Sudden, temporary interruption of renal blood flow induces ischaemia–reperfusion injury (IRI), a major cause of acute renal failure. A new study conducted by Grazyna Nowak and colleagues shows that deletion of protein kinase C-ɛ (PKC-ɛ) prevents IRI-induced changes in mitochondrial function, kidney morphology and renal function.

The researchers previously showed that blocking the hypoxia or oxidant-induced activation of PKC-ɛ, which mediates mitochondrial dysfunction, in renal proximal tubular cells in vitro protected them from oxidative stress and hypoxic injury. These findings suggested that PKC-ɛ inhibition could protect against IRI in vivo.

The protective effect of PKC-ɛ deletion on mitochondrial function after ischaemia is due, in part, to increased protein levels of crucial subunits of mitochondrial respiratory complexes

To test this hypothesis, the researchers have now assessed renal and mitochondrial function after 24 h of ischaemia in PKC-ɛ-deficent mice. PKC-ɛ deletion reduced ischaemia-induced proximal tubular necrosis, cast formation, inflammatory cell number and brush border loss compared with wild-type controls. Genetic ablation of PKC-ɛ also reduced the IRI-induced increase in serum creatinine levels by 50% and improved survival after IRI from 86% to 100%.

In wild-type mice, 24 h of ischaemia induced a 44% and 27% reduction in mitochondrial complex I and complex II-coupled state 3 respirations, respectively, a 50% decrease in the respiratory control ratio coupled to glutamate and malate oxidation, and decreases in the activity of complexes I, III, and IV (by 59%, 89%, and 61%). By contrast, aside from increased complex II-coupled state 3 respiration, these parameters were unchanged after ischaemia in PKC-ɛ-deficient mice. PKC-ɛ deletion also reduced the production of oxidant in the kidney cortex and altered the proteomic response to ischaemia.

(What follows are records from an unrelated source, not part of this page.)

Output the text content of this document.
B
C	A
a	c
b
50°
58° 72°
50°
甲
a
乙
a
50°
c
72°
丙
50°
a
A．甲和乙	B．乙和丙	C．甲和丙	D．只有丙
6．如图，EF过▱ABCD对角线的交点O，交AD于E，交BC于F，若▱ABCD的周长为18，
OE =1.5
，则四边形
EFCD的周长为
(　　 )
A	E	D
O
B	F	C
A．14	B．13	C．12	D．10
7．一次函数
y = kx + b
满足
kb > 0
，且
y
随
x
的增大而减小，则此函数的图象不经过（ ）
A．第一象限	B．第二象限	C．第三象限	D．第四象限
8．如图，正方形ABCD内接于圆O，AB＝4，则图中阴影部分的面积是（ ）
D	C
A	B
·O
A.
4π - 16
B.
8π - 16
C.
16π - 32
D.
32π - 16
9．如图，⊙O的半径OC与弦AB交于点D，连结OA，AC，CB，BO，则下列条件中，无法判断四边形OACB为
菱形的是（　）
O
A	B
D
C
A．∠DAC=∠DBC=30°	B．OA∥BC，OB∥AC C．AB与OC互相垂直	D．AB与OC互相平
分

“The protective effect of PKC-ɛ deletion on mitochondrial function after ischaemia is due, in part, to increased protein levels of crucial subunits of mitochondrial respiratory complexes and ATP synthase,” says Nowak. Future studies will address whether therapies that block or decrease PKC-ɛ activity can prevent ischaemia-induced acute kidney injury.